Rep. Leila de Lima  DAILY TRIBUNE images
NATION

House opposition wary of Cha-cha push after SC voids Sara impeachment

Alvin Murcia

Lawmakers aligned with the House opposition on Saturday expressed caution over Senate President Vicente Sotto III’s proposal to amend the 1987 Constitution following the Supreme Court ruling that voided Vice President Sara Duterte’s impeachment with finality.

Foremost among them was Mamamayang Liberal Rep. Leila de Lima, who said she was “open-minded” about Charter change, depending on its scope.

Sotto earlier assailed the high court’s decision affirming its July 2025 ruling that declared Duterte’s impeachment unconstitutional for violating the rule against initiating more than one impeachment case against the same official within a year.

According to Sotto, the ruling leaves only two options: wait for the current justices to retire and be replaced by members with a different constitutional interpretation, or proceed with Charter change.

De Lima, who also chairs the opposition Liberal Party, said she would only support amendments “if the goal is to clarify the provisions on impeachment and make self-executing the provision barring political dynasties, and amending economic provisions.”

However, she said she would firmly oppose any effort aimed at extending terms, removing term limits, scrapping the ban on political dynasties, or weakening provisions on human rights and social justice.

Her fellow Liberal Party member, Caloocan Rep. Edgar Erice, was more categorical in rejecting the proposal, saying Congress, “with all its anomalies, has no moral authority to revise the Constitution as it smacks with a lot of vested interests.”

Erice said any move for Charter change was “ridiculous and suspicious… especially with the 2028 election just two years away.”

He added that a constitutional convention would still require the passage of an enabling law, the election of delegates, and eventual ratification, processes that he said there is “clearly no time” to complete.

Erice also warned that constitutional amendments initiated directly by Congress raise serious questions of moral authority amid controversies over budget insertions and allegations of corruption involving some lawmakers, adding, “Tito Sotto’s rant against the Supreme Court is much ado about nothing.”

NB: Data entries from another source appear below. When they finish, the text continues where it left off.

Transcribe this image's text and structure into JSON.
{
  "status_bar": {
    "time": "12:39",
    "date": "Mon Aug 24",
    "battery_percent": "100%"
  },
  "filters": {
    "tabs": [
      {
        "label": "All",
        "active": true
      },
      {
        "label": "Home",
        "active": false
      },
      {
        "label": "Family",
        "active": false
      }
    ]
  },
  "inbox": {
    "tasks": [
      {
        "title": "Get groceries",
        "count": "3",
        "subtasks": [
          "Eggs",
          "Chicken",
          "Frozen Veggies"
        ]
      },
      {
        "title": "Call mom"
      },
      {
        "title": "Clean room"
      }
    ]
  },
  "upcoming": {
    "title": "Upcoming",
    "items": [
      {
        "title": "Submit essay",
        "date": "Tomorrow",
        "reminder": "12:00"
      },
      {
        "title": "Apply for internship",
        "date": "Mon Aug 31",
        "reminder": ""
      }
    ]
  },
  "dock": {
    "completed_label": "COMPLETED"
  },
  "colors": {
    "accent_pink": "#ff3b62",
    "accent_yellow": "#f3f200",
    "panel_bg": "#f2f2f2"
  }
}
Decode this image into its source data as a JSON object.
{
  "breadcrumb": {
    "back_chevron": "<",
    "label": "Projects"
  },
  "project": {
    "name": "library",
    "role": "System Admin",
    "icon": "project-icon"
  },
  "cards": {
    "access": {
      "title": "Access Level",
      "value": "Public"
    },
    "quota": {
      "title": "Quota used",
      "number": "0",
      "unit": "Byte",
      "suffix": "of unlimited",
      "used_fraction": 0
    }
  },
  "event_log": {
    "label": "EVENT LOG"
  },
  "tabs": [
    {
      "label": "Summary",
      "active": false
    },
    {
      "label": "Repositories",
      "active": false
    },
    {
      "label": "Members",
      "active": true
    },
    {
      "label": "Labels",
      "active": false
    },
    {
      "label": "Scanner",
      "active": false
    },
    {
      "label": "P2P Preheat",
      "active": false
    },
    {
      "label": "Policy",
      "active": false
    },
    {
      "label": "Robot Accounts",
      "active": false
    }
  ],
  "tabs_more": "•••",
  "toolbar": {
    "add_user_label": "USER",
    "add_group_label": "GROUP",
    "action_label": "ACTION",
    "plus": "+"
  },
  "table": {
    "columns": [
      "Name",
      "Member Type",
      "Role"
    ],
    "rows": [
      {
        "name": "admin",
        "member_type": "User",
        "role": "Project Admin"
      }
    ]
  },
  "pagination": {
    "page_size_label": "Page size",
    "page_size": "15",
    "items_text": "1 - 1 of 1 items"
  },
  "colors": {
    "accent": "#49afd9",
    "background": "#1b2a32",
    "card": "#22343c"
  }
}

Despite her reservations, De Lima said she was interested in proposals for both chambers of Congress to review and possibly amend their own impeachment rules in light of the Supreme Court ruling.

She said she believed there was judicial overreach in the decision, arguing that the court intruded into the powers of the political branches.

De Lima added that what she described as judicial legislation sets a dangerous precedent by weakening the separation of powers and transforming impeachment from a political safeguard into a judicially managed process, contrary to the design and spirit of the Constitution. She said addressing the issue is of transcendental importance.